Annual Chordoma Clinic Unites Patients, Families, Advocates, and Experts at NIH
MyPART hosted the fifth annual Pediatric and Young Adult Chordoma Clinic at the National Institutes of Health (NIH) Clinical Center (CC) on May 8-9th. This clinic, one of several specialty clinics organized by MyPART, brings together patients, families, advocates, and disease experts. Experts confer with each other and provide clinical recommendations to a group of patients with the same rare cancer. Patients and families receive recommendations from experts from throughout the US all at once in one place and also have the opportunity to connect with other patients and families facing the same rare cancer.

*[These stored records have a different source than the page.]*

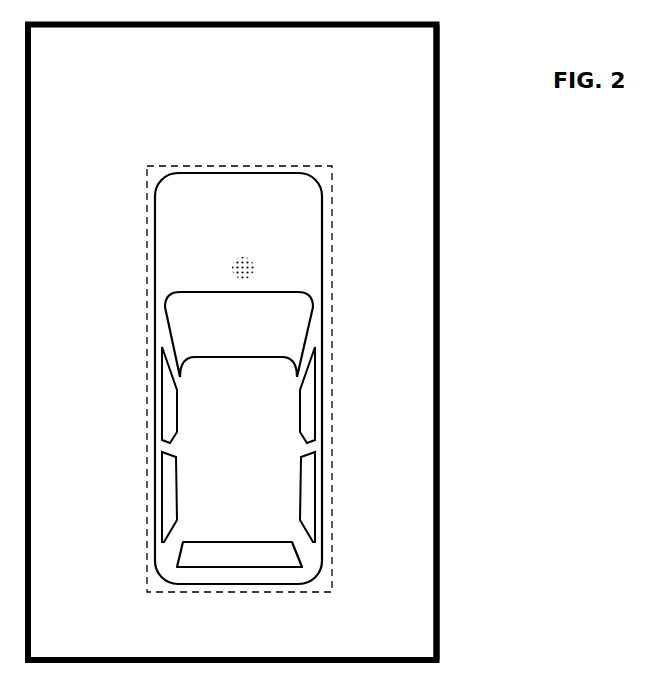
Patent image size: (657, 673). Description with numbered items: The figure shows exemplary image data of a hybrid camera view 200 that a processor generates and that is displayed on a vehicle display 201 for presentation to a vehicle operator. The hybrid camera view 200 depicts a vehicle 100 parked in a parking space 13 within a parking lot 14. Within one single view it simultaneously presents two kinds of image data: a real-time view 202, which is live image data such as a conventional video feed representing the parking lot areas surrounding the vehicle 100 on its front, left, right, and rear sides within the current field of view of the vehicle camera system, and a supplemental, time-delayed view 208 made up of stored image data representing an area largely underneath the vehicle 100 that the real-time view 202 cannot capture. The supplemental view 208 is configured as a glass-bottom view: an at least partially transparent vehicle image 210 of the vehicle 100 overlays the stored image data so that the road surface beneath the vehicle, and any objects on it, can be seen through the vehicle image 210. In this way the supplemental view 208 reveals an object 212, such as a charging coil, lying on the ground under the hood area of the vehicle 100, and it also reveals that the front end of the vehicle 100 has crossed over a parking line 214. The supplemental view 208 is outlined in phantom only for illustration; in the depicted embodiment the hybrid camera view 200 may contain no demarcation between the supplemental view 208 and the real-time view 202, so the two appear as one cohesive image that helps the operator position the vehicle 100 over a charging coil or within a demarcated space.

The hybrid camera view 200 is at (403, 62).
The vehicle display 201 is at (439, 170).
The real-time view 202 is at (422, 431).
The parking lot 14 is at (251, 71).
The parking space 13 is at (134, 472).
The vehicle 100 is at (259, 453).
The supplemental view 208 is at (332, 328).
The vehicle image 210 is at (307, 562).
The object 212 is at (253, 264).
The parking line 214 is at (252, 188).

Nearly two dozen chordoma experts (most of whom came from outside NIH) gathered at the CC (see photo at right, with NCI staff) to share their expertise with each other and with the ten chordoma patients who participated in this year’s clinic. The clinic also included a scientific session to discuss recent progress in chordoma research and clinical trials, and to brainstorm additional areas where more attention and collaborative efforts will be needed. “These specialty clinics are so important to not only the science/clinical community but also for the patients and their families. Through these clinics, we as physicians not only get to talk about how to drive the science forward and make progress, but we also have the opportunity to greatly impact patients’ lives,” said Dr. Mary Frances Wedekind Malone, the Principal Investigator of MyPART’s Natural History Study of Rare Solid Tumors.

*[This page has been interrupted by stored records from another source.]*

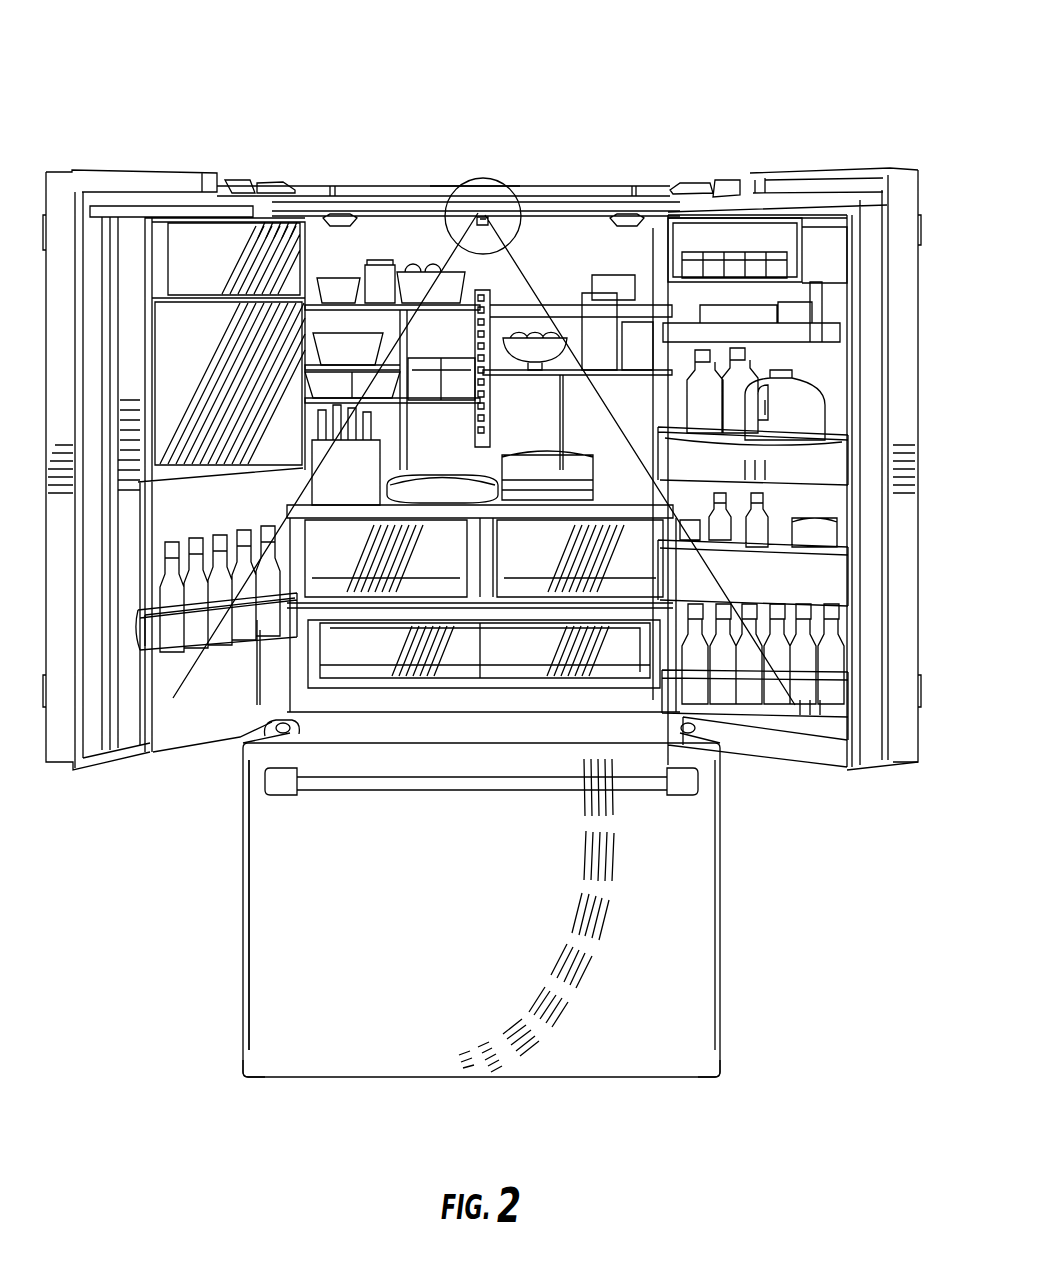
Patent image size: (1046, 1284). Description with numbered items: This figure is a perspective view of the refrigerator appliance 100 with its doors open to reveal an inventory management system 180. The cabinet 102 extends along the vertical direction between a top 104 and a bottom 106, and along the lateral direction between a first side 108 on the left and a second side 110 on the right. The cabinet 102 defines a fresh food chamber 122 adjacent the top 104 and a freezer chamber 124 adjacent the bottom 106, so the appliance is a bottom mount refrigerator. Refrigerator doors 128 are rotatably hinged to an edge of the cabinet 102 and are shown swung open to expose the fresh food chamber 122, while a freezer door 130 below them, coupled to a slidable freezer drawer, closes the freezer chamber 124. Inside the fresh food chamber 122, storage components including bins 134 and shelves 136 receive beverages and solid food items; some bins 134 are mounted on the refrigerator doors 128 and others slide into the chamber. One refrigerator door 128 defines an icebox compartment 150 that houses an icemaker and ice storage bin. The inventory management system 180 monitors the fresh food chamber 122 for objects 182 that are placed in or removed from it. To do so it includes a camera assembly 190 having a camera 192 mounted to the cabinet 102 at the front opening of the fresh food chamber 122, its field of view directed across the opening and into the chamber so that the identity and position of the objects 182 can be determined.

The refrigerator appliance 100 is at (860, 103).
The cabinet 102 is at (650, 192).
The top 104 is at (274, 423).
The bottom 106 is at (345, 1083).
The first side 108 is at (243, 1083).
The second side 110 is at (717, 1083).
The fresh food chamber 122 is at (578, 262).
The freezer chamber 124 is at (348, 892).
The refrigerator doors 128 is at (905, 565).
The freezer door 130 is at (510, 938).
The bins 134 is at (547, 562).
The shelves 136 is at (333, 300).
The icebox compartment 150 is at (210, 285).
The inventory management system 180 is at (472, 158).
The objects 182 is at (380, 285).
The camera assembly 190 is at (493, 173).
The camera 192 is at (486, 221).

MyPART advocacy partner, the Chordoma Foundation, participated throughout the clinic and sponsored a pizza dinner at the Children’s Inn for all clinic participants. Chordoma Foundation Executive Director, Josh Sommer, summed up the clinic by saying, “Several of the participants shared their gratitude and amazement that something so incredibly valuable is available to them for free. …[MyPART has] created something special, and we’re excited to see it continue to bear fruit going forward.”